Five Star’s less than stellar performance is important because Italy, too, will go to the polls to elect a new prime minister sometime before May 2018. The last time Italian elections resulted in a clear winner was 2008 when Silvio Berlusconi handily won. Elections in 2013 produced a coalition government that has seen three prime ministers try to hold it together.
Weariness with Berlusconi, who was elected three times and served for nearly a dozen scandal-plagued years, gave Grillo the strong footing to create his own political movement, which he launched at a series of “Fuck Off” rallies in squares across the country. (Not surprisingly, Berlusconi is now eyeing a comeback based on Grillo’s poor showing.)
Even a month ago, Grillo’s not-quite-right-wing-populist-but-close party was polling ahead of the center-left. But with uneasy times in the United Kingdom and elsewhere, it seems even Italians, who are hardly known for measured reflection when it comes to elections, are nervous about giving someone like Grillo, who openly supports both Trump’s outsider ways and Theresa May’s Brexit leanings, a chance at power.
It would be easy to blame this all on Trump. In fact, it has become too easy to blame everything wrong with any political system on what is happening in the United States. But Europe and its leaders also need to look in the mirror.
Several recent debacles, from Italian Prime Minister Matteo Renzi's disastrous referendum on reform, which led to his resignation, to Theresa May’s ill-advised snap elections that might still lead to hers, have actually been as much a result of their own political arrogance as any sort of Trump effect.
Writing on his FiveThirtyEight blog, statistician and political analyst Nate Silver sums up the situation precisely.

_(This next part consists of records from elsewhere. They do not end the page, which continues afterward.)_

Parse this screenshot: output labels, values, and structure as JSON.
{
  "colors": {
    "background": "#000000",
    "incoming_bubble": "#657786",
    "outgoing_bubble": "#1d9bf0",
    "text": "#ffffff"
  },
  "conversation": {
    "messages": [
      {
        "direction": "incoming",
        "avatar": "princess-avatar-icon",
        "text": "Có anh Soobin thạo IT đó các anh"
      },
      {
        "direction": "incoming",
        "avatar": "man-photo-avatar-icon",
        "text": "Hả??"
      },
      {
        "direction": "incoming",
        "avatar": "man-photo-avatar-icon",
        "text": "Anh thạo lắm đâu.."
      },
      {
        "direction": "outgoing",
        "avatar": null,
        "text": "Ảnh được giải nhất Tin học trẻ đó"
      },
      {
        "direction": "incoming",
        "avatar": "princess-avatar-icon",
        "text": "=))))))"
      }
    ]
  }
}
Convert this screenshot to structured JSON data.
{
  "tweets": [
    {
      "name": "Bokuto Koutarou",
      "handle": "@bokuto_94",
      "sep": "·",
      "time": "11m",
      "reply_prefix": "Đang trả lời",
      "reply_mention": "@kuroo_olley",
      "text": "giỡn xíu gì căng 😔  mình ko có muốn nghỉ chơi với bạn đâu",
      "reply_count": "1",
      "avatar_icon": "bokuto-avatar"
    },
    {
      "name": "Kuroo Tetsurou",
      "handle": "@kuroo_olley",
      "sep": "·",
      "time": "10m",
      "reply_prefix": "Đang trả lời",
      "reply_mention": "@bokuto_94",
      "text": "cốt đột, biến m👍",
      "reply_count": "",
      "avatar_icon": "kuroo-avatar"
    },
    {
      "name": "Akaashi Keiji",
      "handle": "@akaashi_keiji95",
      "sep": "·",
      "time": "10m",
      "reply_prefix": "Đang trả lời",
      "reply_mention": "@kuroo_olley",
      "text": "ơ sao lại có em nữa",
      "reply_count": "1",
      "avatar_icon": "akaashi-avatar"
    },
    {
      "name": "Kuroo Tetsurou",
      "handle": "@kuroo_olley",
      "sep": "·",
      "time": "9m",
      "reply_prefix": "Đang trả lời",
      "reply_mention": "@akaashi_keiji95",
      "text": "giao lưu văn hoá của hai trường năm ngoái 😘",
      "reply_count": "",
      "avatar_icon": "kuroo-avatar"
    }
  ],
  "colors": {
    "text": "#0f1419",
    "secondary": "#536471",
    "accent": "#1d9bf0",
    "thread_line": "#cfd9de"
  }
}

Outlining recent losses by once-popular right-wing populist parties in Austria, France, and the United Kingdom, he points out a common denominator: Hard nationalistic talk is OK at rallies, but can be scary to voters how have actual ballots in their hands.
Silver points out that nationalist parties that want out of the European Union or which want to close up their border to migrants do well in polls leading up to election day, but then seem to stumble when voters actually vote, which could be the sort of buyer’s remorse many Americans seem to be feeling.

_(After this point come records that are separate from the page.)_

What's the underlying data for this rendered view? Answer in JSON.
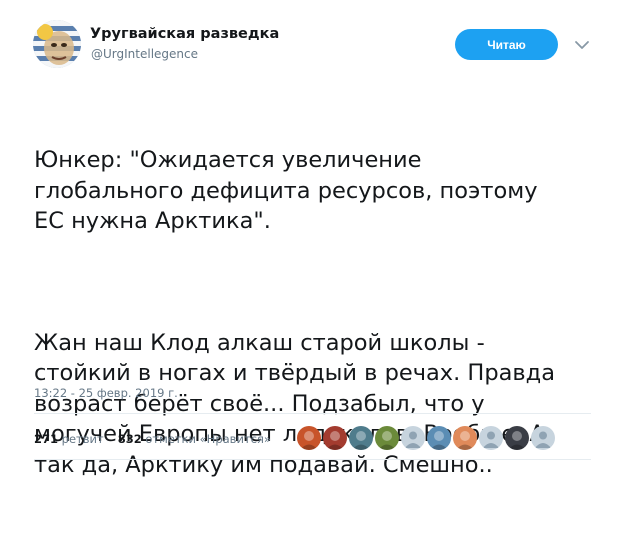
{
  "header": {
    "display_name": "Уругвайская разведка",
    "username": "@UrgIntellegence",
    "follow_button_label": "Читаю",
    "avatar_icon": "uruguay-flag-face-avatar-icon",
    "menu_icon": "chevron-down-icon"
  },
  "tweet": {
    "paragraphs": [
      "Юнкер: \"Ожидается увеличение\nглобального дефицита ресурсов, поэтому\nЕС нужна Арктика\".",
      "Жан наш Клод алкаш старой школы -\nстойкий в ногах и твёрдый в речах. Правда\nвозраст берёт своё... Подзабыл, что у\nмогучей Европы нет ледоколов. Вообще. А\nтак да, Арктику им подавай. Смешно.."
    ],
    "timestamp": "13:22 - 25 февр. 2019 г."
  },
  "stats": {
    "retweets_count": "271",
    "retweets_label": "ретвит",
    "likes_count": "832",
    "likes_label": "отметки «Нравится»"
  },
  "likers": [
    {
      "icon": "user-avatar-icon",
      "color": "#c8542a"
    },
    {
      "icon": "user-avatar-icon",
      "color": "#a33b2f"
    },
    {
      "icon": "user-avatar-icon",
      "color": "#4f7c8c"
    },
    {
      "icon": "user-avatar-icon",
      "color": "#6b8a3a"
    },
    {
      "icon": "default-egg-avatar-icon",
      "color": "#c7d4de"
    },
    {
      "icon": "user-avatar-icon",
      "color": "#5b8db4"
    },
    {
      "icon": "user-avatar-icon",
      "color": "#e08a5a"
    },
    {
      "icon": "default-egg-avatar-icon",
      "color": "#c7d4de"
    },
    {
      "icon": "user-avatar-icon",
      "color": "#3a3d45"
    },
    {
      "icon": "default-egg-avatar-icon",
      "color": "#c7d4de"
    }
  ],
  "colors": {
    "accent": "#1da1f2",
    "text": "#14171a",
    "muted": "#657786",
    "divider": "#e6ecf0"
  }
}
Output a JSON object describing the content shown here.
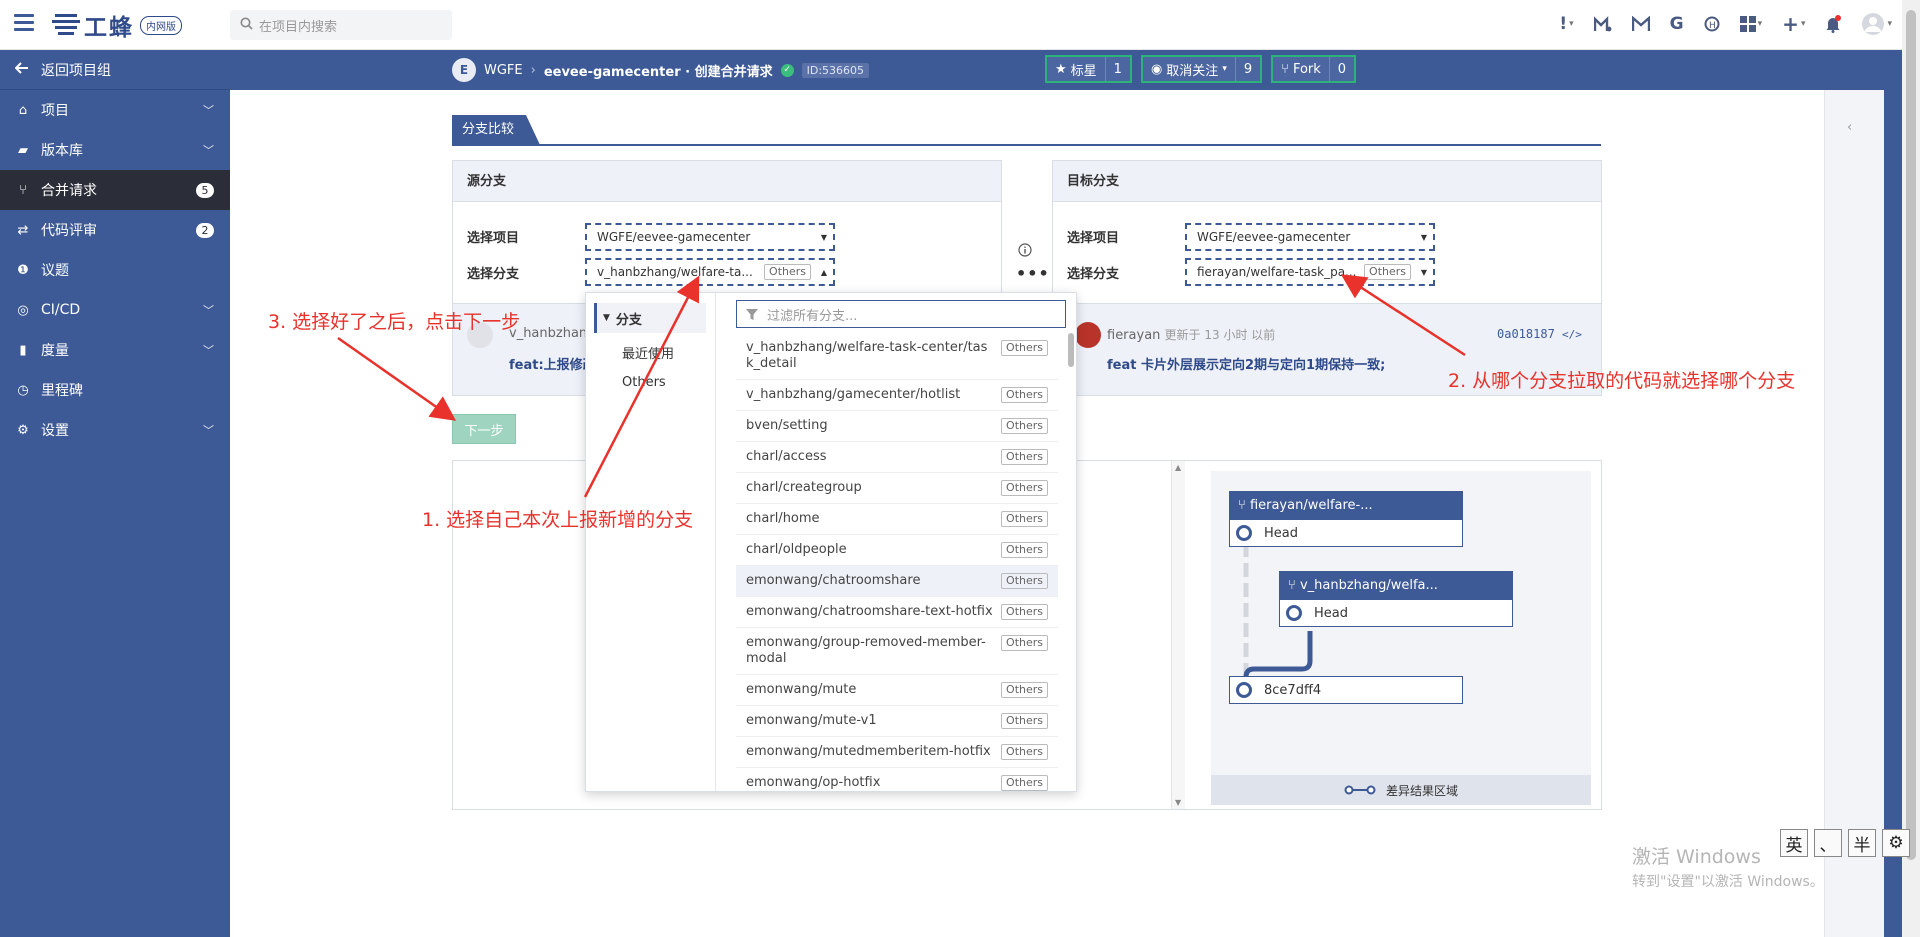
{
  "topbar": {
    "logo_text": "工蜂",
    "logo_tag": "内网版",
    "search_placeholder": "在项目内搜索",
    "icons": [
      "alert-icon",
      "merge-icon",
      "mail-icon",
      "g-icon",
      "help-icon",
      "apps-icon",
      "plus-icon",
      "bell-icon",
      "user-avatar-icon"
    ]
  },
  "sidebar": {
    "back_label": "返回项目组",
    "items": [
      {
        "label": "项目",
        "icon": "home-icon",
        "chevron": true
      },
      {
        "label": "版本库",
        "icon": "folder-icon",
        "chevron": true
      },
      {
        "label": "合并请求",
        "icon": "merge-request-icon",
        "badge": "5",
        "active": true
      },
      {
        "label": "代码评审",
        "icon": "code-review-icon",
        "badge": "2"
      },
      {
        "label": "议题",
        "icon": "issue-icon"
      },
      {
        "label": "CI/CD",
        "icon": "cicd-icon",
        "chevron": true
      },
      {
        "label": "度量",
        "icon": "chart-icon",
        "chevron": true
      },
      {
        "label": "里程碑",
        "icon": "milestone-icon"
      },
      {
        "label": "设置",
        "icon": "settings-icon",
        "chevron": true
      }
    ]
  },
  "header": {
    "project_initial": "E",
    "group": "WGFE",
    "title": "eevee-gamecenter · 创建合并请求",
    "id_tag": "ID:536605",
    "star_label": "标星",
    "star_count": "1",
    "watch_label": "取消关注",
    "watch_count": "9",
    "fork_label": "Fork",
    "fork_count": "0"
  },
  "page": {
    "tab_title": "分支比较",
    "next_button": "下一步"
  },
  "source": {
    "header": "源分支",
    "project_label": "选择项目",
    "project_value": "WGFE/eevee-gamecenter",
    "branch_label": "选择分支",
    "branch_value": "v_hanbzhang/welfare-ta...",
    "branch_tag": "Others",
    "commit_author": "v_hanbzhang",
    "commit_msg": "feat:上报修改"
  },
  "target": {
    "header": "目标分支",
    "project_label": "选择项目",
    "project_value": "WGFE/eevee-gamecenter",
    "branch_label": "选择分支",
    "branch_value": "fierayan/welfare-task_pa...",
    "branch_tag": "Others",
    "commit_author": "fierayan",
    "commit_time": "更新于 13 小时 以前",
    "commit_hash": "0a018187",
    "commit_msg": "feat 卡片外层展示定向2期与定向1期保持一致;"
  },
  "dropdown": {
    "group_label": "分支",
    "options": [
      "最近使用",
      "Others"
    ],
    "filter_placeholder": "过滤所有分支...",
    "items": [
      {
        "name": "v_hanbzhang/welfare-task-center/task_detail",
        "tag": "Others"
      },
      {
        "name": "v_hanbzhang/gamecenter/hotlist",
        "tag": "Others"
      },
      {
        "name": "bven/setting",
        "tag": "Others"
      },
      {
        "name": "charl/access",
        "tag": "Others"
      },
      {
        "name": "charl/creategroup",
        "tag": "Others"
      },
      {
        "name": "charl/home",
        "tag": "Others"
      },
      {
        "name": "charl/oldpeople",
        "tag": "Others"
      },
      {
        "name": "emonwang/chatroomshare",
        "tag": "Others"
      },
      {
        "name": "emonwang/chatroomshare-text-hotfix",
        "tag": "Others"
      },
      {
        "name": "emonwang/group-removed-member-modal",
        "tag": "Others"
      },
      {
        "name": "emonwang/mute",
        "tag": "Others"
      },
      {
        "name": "emonwang/mute-v1",
        "tag": "Others"
      },
      {
        "name": "emonwang/mutedmemberitem-hotfix",
        "tag": "Others"
      },
      {
        "name": "emonwang/op-hotfix",
        "tag": "Others"
      }
    ]
  },
  "graph": {
    "target_branch": "fierayan/welfare-...",
    "target_row": "Head",
    "source_branch": "v_hanbzhang/welfa...",
    "source_row": "Head",
    "base_commit": "8ce7dff4",
    "footer": "差异结果区域"
  },
  "annotations": {
    "step1": "1. 选择自己本次上报新增的分支",
    "step2": "2. 从哪个分支拉取的代码就选择哪个分支",
    "step3": "3. 选择好了之后，点击下一步"
  },
  "watermark": {
    "line1": "激活 Windows",
    "line2": "转到\"设置\"以激活 Windows。"
  },
  "ime": [
    "英",
    "、",
    "半",
    "⚙"
  ],
  "colors": {
    "primary": "#3d5a96",
    "sidebar_active": "#2b2e38",
    "annotation": "#e8322b",
    "button_green": "#9fd4c0"
  }
}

“The nationalist party fades as the election heats up and it begins to receive more scrutiny,” he says. “Then it further underperforms its polls on election day, sometimes by several percentage points.”
Is this lesson one that is being learned in real time by watching American politics? Maybe.

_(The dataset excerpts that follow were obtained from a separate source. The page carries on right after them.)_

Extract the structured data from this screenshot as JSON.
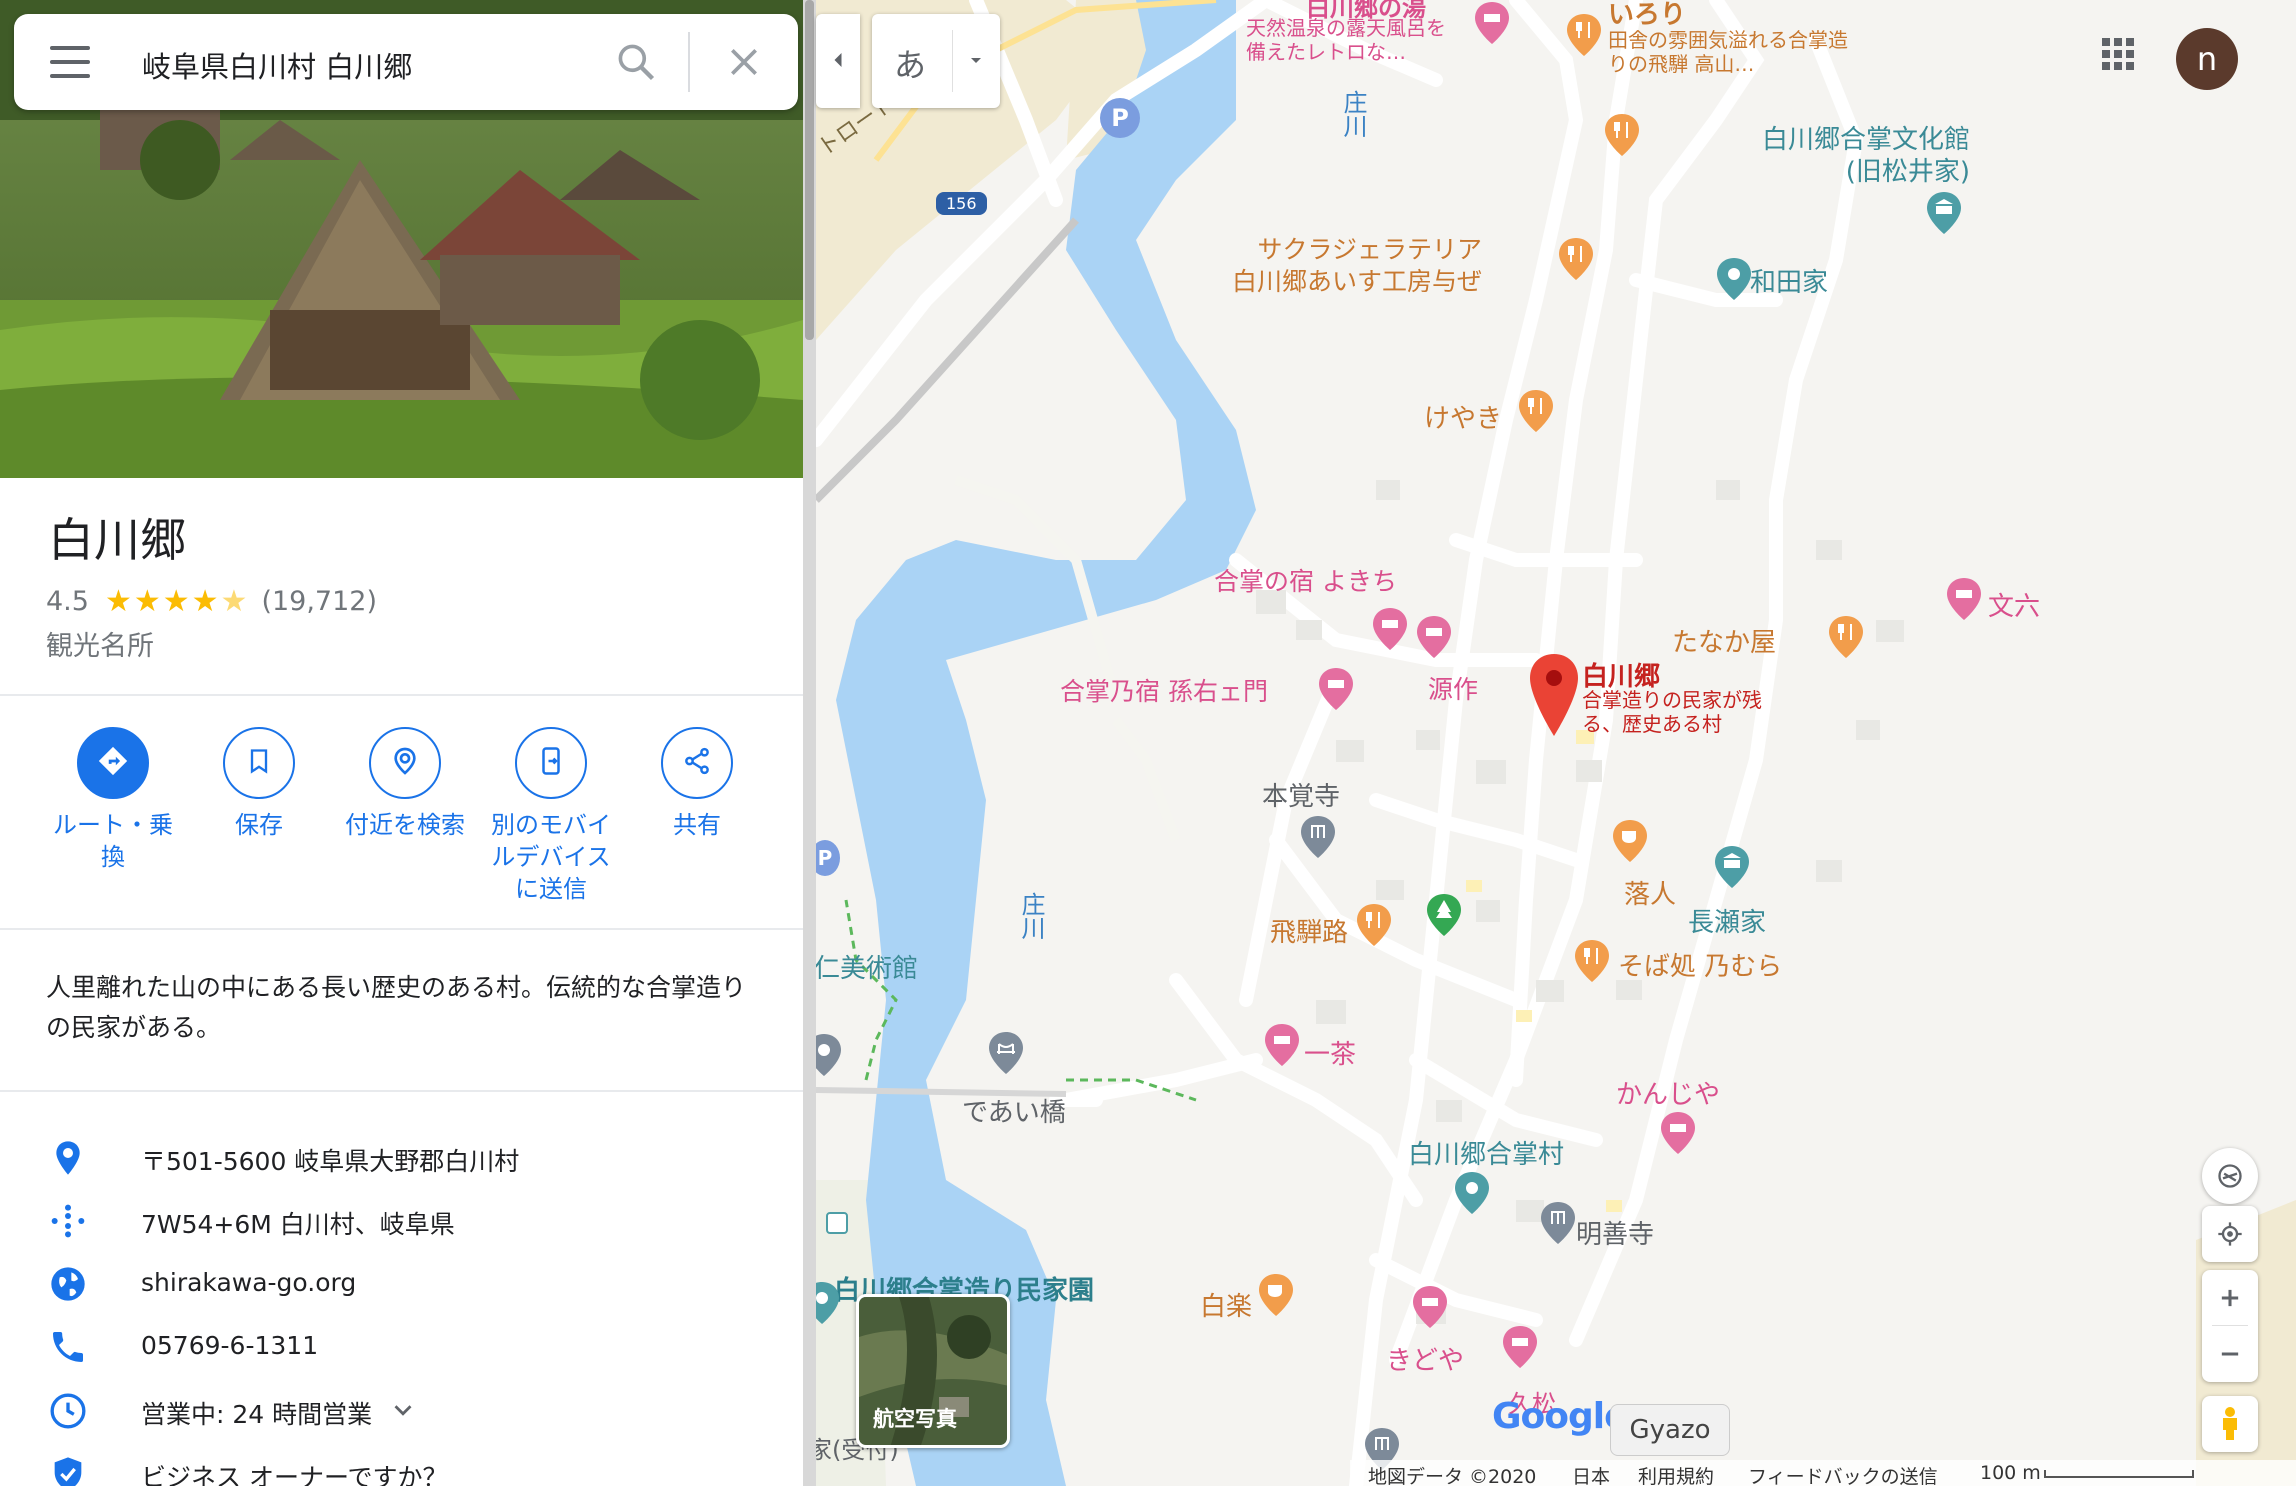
{
  "search": {
    "query": "岐阜県白川村 白川郷"
  },
  "place": {
    "name": "白川郷",
    "rating": "4.5",
    "stars": "★★★★",
    "half_star": "★",
    "reviews": "(19,712)",
    "category": "観光名所",
    "description": "人里離れた山の中にある長い歴史のある村。伝統的な合掌造りの民家がある。"
  },
  "actions": [
    {
      "label": "ルート・乗換",
      "icon": "directions-icon"
    },
    {
      "label": "保存",
      "icon": "bookmark-icon"
    },
    {
      "label": "付近を検索",
      "icon": "nearby-icon"
    },
    {
      "label": "別のモバイルデバイスに送信",
      "icon": "send-to-phone-icon"
    },
    {
      "label": "共有",
      "icon": "share-icon"
    }
  ],
  "info": {
    "address": "〒501-5600 岐阜県大野郡白川村",
    "plus_code": "7W54+6M 白川村、岐阜県",
    "website": "shirakawa-go.org",
    "phone": "05769-6-1311",
    "hours": "営業中: 24 時間営業",
    "owner": "ビジネス オーナーですか？"
  },
  "map": {
    "ime_label": "あ",
    "avatar_letter": "n",
    "aerial_label": "航空写真",
    "gyazo_label": "Gyazo",
    "google": "Google",
    "route_badge": "156",
    "parking": "P",
    "places": {
      "onsen_title": "白川郷の湯",
      "onsen_desc": "天然温泉の露天風呂を備えたレトロな…",
      "irori_title": "いろり",
      "irori_desc": "田舎の雰囲気溢れる合掌造りの飛騨 高山…",
      "matsui": "白川郷合掌文化館(旧松井家)",
      "sakura": "サクラジェラテリア 白川郷あいす工房与ぜ",
      "wada": "和田家",
      "keyaki": "けやき",
      "yokichi": "合掌の宿 よきち",
      "magoemon": "合掌乃宿 孫右ェ門",
      "gensaku": "源作",
      "tanakaya": "たなか屋",
      "bunroku": "文六",
      "main_title": "白川郷",
      "main_desc": "合掌造りの民家が残る、歴史ある村",
      "honkakuji": "本覚寺",
      "ochiudo": "落人",
      "nagase": "長瀬家",
      "hidaji": "飛騨路",
      "nomura": "そば処 乃むら",
      "bijutsukan": "仁美術館",
      "deaibashi": "であい橋",
      "issa": "一茶",
      "kanjiya": "かんじや",
      "gassho_mura": "白川郷合掌村",
      "myozenji": "明善寺",
      "minkaen": "白川郷合掌造り民家園",
      "hakuraku": "白楽",
      "kidoya": "きどや",
      "hisamatsu": "久松",
      "river1": "庄川",
      "river2": "庄川",
      "road": "トロード",
      "uketori": "家(受付)"
    },
    "footer": {
      "data": "地図データ ©2020",
      "country": "日本",
      "terms": "利用規約",
      "feedback": "フィードバックの送信",
      "scale": "100 m"
    }
  },
  "colors": {
    "accent": "#1a73e8",
    "pin": "#ea4335",
    "food": "#f29d4b",
    "hotel": "#e46ea0",
    "culture": "#4d9ea6",
    "water": "#aad3f5"
  }
}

“While there’s no smoking gun to attribute this shift to Trump, there’s a lot of circumstantial evidence,” says Silver. “Trump is highly unpopular in Europe, especially in some of the countries to have held elections so far. Several of the candidates who fared poorly had praised Trump—and vice versa. He’s explicitly become a subject of debate among the candidates in Germany and the U.K. To the extent the populist wave was partly an anti-establishment wave, Trump— the president of the most powerful country on earth—has now become a symbol of the establishment, at least to Europeans.”
How all this will play out in the next two critical electoral tests for Western Europe is still far from certain. Germany doesn’t go to the polls until September, and Italy may not vote until late next spring. We’ve seen such volatility and so many risks in the last few months that it would be foolish to say populism is dead and the centrists triumphant. But there’s this: While the Grillos and Le Pens might well think Trump’s the cause of their problems, and rightly so, if there is a debacle for the Merkels, the Renzis, and their centrist kind, they’ll have only themselves to blame.